Memorandum by the Secretary of State

Mr. E. K. Howe, of the Potash Importing Corporation of America, came in at the suggestion of Mr. Hoover and explained to me that he handled the potash sold by the Potash Syndicate and sold it to the manufacturers; that he thought if loans could be raised in this country, he could use that influence to keep down the price of potash. I asked him if he meant by that that if we would not object to loans they could make a bargain with the Potash Syndicate that they would not charge more than a certain price. He said that if he did it, he would do it entirely separate from the Government; that he was interested in keeping down the price though he did not think the manufacturers were particularly interested. I suggested to him that I thought the farmers were; that the attitude of this Government in regard to such monopolies was that we did not in any case fix prices, limit production or control by governing the prices or production in any way; that it was a policy with us; that we had adopted the policy of requesting the bankers to notify the State Department in order that the Department might, if it desired, make any suggestions as to whether there was objection to the loans; that I was satisfied that if we had not done this, we would not have been able to negotiate our foreign debts and he admitted that that was true and that it was wise. Mr. Howe did not pretend to defend the rubber monopoly43 or others but said in this case they had always controlled the price by the Governments and he thought it was better to loan them money and in that way get a lower price.
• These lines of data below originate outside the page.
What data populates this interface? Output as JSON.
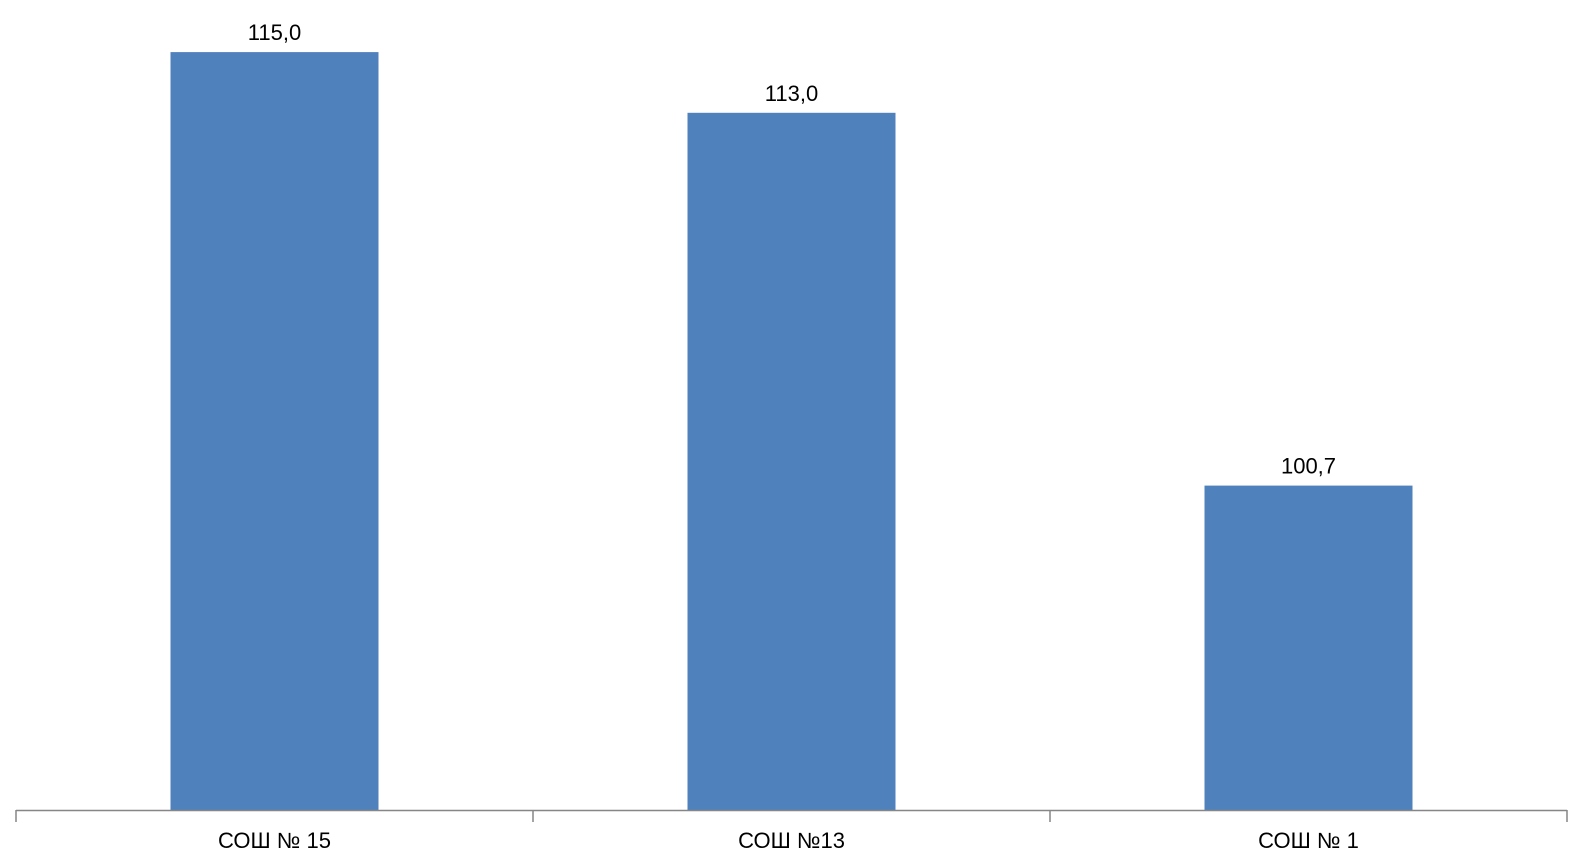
{
  "chart_data": {
    "type": "bar",
    "categories": [
      "СОШ № 15",
      "СОШ №13",
      "СОШ № 1"
    ],
    "values": [
      115.0,
      113.0,
      100.7
    ],
    "data_labels": [
      "115,0",
      "113,0",
      "100,7"
    ],
    "title": "",
    "xlabel": "",
    "ylabel": "",
    "ylim": [
      90,
      115.4
    ],
    "grid": false,
    "legend": "none",
    "bar_color": "#4F81BD",
    "axis_color": "#868686"
  }
}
I told him that we could not become parties in any way to any agreement as to prices by any foreign monopoly; that if we withdrew our objection to the potash loan, we would have to do it to other monopolistic loans and there would be public agitation injurious not only to the bankers but severe criticism of the Department and quite likely legislation in Congress to control such loans; that the potash matter had been settled by Mr. Hoover, Mr. Mellon44 and myself in consultation [Page 211] with the President and I could not give him any encouragement that it could be changed. The only possible thing that might be done would be that when we collected all our debts, we might reexamine the question as to whether we would request the bankers to submit loans or have anything to do with them.

Mr. Howe left with the full understanding with me that at present this would not be changed.

F. B. K[ellogg]
  1. See Foreign Relations, 1925, vol. ii, pp. 245 ff.
  2. Andrew W. Mellon, Secretary of the Treasury.